The copper wires which predominantly made up the local loop are being replaced by fibre optic cable and whoever provides your broadband and/or speech service, they will require payment for your use of the local loop. Traditionally, before LLU and certainly before the liberalisation of telephone services in general, it was customary to pay a single provider for use of the LL and for calls. This is now changing and customers may well find there are different ways of paying for the two. But I can’t see any provider abandoning charges – raised in some way or another – for making use of the LL.
The issue of phones not working during power cuts is quite straightforward. Before the advent of fibre, all phones were connected to the telephone exchange by a pair of copper wires. As well as conducting signalling and voice, these could also conduct electricity to power the phone. That power was provided at 50 volts from the exchange by banks of batteries.
The first stage of fibre rollout in the local network was “Fibre to the Cabinet” (i.e from the exchange to the green boxes seen roadside). Fibre optic cable cannot conduct electricity so the power which previously came from the exchange was instead provided to the cabinet from the local mains supply, and then onwards by the copper wires which were retained from the cabinets to the customers’ premises.

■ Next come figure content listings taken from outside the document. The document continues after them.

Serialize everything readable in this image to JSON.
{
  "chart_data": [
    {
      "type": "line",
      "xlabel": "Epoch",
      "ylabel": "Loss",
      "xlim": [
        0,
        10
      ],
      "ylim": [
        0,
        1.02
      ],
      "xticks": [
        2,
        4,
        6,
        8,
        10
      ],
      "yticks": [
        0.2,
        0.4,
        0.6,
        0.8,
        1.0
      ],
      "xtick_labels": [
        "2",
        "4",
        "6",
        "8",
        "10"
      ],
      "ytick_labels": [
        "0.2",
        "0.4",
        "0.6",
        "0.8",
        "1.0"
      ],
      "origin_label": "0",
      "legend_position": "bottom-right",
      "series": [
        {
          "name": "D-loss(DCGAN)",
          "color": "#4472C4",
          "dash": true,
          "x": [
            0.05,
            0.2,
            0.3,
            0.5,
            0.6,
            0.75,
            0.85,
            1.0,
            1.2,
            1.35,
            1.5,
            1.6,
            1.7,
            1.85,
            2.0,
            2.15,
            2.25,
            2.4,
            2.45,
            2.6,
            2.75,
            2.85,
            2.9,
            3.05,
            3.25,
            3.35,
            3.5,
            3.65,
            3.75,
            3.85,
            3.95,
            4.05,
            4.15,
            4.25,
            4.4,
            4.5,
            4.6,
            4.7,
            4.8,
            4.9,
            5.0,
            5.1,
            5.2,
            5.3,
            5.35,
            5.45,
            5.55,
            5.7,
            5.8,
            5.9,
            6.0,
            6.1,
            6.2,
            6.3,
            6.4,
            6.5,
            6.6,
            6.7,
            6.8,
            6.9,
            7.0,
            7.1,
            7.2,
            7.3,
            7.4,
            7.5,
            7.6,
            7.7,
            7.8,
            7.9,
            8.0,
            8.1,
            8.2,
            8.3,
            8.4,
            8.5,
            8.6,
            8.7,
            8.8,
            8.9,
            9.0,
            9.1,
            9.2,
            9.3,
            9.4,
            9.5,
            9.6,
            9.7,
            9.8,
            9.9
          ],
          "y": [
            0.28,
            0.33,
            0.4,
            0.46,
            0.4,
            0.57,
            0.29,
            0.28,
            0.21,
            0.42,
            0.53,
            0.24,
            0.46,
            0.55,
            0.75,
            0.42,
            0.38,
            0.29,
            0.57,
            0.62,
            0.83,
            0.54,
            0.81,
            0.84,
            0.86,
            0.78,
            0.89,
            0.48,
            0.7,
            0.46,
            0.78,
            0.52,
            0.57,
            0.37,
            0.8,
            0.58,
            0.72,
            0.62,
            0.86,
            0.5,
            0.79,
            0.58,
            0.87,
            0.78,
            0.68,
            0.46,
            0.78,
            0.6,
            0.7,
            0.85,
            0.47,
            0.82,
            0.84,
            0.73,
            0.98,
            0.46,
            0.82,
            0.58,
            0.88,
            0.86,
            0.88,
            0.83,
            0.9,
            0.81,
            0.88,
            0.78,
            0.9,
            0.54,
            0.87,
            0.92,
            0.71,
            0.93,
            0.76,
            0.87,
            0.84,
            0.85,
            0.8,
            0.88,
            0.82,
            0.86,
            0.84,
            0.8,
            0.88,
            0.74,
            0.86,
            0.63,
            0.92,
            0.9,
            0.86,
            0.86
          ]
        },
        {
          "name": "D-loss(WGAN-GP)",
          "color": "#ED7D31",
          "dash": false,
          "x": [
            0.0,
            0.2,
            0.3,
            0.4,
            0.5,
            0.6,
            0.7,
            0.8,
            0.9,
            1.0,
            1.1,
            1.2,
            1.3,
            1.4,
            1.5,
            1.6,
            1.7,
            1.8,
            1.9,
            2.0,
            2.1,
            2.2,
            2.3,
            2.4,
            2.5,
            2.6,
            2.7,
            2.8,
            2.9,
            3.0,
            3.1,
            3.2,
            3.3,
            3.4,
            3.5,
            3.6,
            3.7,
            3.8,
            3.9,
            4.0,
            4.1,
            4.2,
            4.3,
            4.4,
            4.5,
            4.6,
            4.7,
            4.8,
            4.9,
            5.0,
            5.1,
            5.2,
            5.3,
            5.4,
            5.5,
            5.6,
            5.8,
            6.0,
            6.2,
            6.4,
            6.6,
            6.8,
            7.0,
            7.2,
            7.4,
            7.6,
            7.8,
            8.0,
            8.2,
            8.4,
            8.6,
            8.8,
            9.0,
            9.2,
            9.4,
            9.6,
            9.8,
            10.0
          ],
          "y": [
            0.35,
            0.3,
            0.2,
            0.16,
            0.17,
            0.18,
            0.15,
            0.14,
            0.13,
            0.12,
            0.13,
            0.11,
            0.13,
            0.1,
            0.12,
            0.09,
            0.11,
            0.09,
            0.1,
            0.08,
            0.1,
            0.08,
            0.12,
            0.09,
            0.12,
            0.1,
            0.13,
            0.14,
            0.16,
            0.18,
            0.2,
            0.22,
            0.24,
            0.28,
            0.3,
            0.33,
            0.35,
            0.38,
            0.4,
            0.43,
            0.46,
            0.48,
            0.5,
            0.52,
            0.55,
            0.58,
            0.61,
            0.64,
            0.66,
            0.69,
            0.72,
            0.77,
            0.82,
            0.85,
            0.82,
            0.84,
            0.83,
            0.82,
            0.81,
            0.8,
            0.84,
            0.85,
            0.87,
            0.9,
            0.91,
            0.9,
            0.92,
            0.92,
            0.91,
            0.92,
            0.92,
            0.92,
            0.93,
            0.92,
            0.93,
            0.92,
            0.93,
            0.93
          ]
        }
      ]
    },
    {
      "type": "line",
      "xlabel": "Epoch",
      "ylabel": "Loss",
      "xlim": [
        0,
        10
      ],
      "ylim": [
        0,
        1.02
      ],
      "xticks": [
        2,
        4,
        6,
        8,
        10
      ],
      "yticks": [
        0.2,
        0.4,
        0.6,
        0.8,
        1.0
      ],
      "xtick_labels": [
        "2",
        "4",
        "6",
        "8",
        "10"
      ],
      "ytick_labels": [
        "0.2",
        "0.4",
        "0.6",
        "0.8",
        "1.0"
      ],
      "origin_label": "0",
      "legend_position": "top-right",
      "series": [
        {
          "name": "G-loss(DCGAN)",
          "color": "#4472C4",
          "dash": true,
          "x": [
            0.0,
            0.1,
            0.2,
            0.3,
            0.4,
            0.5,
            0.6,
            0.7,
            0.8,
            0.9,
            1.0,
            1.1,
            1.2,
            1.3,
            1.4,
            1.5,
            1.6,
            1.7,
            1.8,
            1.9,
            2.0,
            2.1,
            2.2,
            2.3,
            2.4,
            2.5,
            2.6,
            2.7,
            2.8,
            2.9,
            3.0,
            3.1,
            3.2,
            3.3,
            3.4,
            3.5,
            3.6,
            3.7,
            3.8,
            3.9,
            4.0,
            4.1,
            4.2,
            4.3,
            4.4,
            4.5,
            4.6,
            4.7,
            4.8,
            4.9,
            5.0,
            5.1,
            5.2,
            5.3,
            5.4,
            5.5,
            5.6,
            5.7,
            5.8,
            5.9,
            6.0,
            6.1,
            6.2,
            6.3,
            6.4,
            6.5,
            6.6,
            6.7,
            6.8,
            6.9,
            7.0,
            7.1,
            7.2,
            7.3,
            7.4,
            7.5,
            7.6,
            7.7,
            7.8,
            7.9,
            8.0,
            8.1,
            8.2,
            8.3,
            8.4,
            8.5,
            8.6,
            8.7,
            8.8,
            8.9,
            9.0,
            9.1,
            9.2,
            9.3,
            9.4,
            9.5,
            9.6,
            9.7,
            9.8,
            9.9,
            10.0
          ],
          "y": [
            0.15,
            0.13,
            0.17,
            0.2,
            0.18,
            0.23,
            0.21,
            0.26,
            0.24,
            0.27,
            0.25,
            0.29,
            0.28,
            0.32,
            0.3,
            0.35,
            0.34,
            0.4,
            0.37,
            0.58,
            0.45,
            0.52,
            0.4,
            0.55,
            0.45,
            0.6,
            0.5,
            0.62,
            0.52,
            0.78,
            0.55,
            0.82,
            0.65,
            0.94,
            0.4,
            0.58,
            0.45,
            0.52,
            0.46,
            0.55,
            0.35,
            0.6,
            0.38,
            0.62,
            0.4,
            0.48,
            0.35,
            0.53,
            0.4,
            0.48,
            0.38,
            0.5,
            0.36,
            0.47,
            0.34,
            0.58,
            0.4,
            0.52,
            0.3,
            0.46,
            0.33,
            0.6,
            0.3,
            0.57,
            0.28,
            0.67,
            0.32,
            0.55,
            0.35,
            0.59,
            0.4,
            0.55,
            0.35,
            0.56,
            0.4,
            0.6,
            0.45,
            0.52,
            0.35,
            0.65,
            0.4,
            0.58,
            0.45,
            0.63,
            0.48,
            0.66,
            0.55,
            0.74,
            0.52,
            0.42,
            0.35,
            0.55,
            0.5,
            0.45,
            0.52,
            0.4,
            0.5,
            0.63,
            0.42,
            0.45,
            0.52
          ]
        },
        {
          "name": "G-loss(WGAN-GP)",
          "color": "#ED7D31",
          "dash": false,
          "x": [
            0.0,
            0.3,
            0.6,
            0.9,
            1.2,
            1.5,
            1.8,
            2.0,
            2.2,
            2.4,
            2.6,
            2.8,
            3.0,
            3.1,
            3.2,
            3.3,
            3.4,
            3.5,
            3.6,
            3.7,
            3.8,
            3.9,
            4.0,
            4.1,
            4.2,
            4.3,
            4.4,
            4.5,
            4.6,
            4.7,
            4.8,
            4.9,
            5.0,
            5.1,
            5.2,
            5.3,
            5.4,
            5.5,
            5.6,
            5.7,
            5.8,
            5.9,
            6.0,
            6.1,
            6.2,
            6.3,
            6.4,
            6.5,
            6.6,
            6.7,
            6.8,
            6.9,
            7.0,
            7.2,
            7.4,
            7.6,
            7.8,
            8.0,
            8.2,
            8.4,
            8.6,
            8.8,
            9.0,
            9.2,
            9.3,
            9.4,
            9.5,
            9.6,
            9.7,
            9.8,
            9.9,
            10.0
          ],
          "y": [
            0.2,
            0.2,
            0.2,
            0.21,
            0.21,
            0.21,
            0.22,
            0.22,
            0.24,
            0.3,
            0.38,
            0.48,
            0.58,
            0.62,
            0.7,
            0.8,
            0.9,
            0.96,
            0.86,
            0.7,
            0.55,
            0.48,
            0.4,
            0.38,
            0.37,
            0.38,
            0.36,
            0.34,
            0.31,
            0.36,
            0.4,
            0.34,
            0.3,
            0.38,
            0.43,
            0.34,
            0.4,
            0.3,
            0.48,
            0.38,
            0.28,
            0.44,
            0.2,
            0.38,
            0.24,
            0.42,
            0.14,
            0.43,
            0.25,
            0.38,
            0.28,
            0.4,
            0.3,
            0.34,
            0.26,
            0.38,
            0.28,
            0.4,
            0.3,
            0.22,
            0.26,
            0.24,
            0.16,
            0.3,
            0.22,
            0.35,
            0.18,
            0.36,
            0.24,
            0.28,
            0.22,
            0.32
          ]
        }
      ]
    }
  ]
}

With “Digital Voice” these final stretches of copper wires are being replaced by fibre so no power can be transmitted to work the phone. Hence why a mains supply is required at the customers’ end (which most people already have in place anyway).
By 'in the traditional way' I meant paying BT or similar company line rental every month.
I pay £41 a year for my Skype number but of course I can use that number wherever I am in the world. It looks like a landline number and people don't know they are calling a Skype number. Other VOIP services are available.
It is useful because it is the 'house' phone, everyone uses it and everyone answers it when it rings, like a traditional home phone.
Telewest was a cable company which built its own "local loop" network, Ken. It predated Local Loop Unbundling.
There were quite a lot of these which grew up following the privatisation of BT in 1984 (although there were a very few before then).
Following a number of acquisitions and mergers, probably tthe most extensive and well known is now Virgin Media.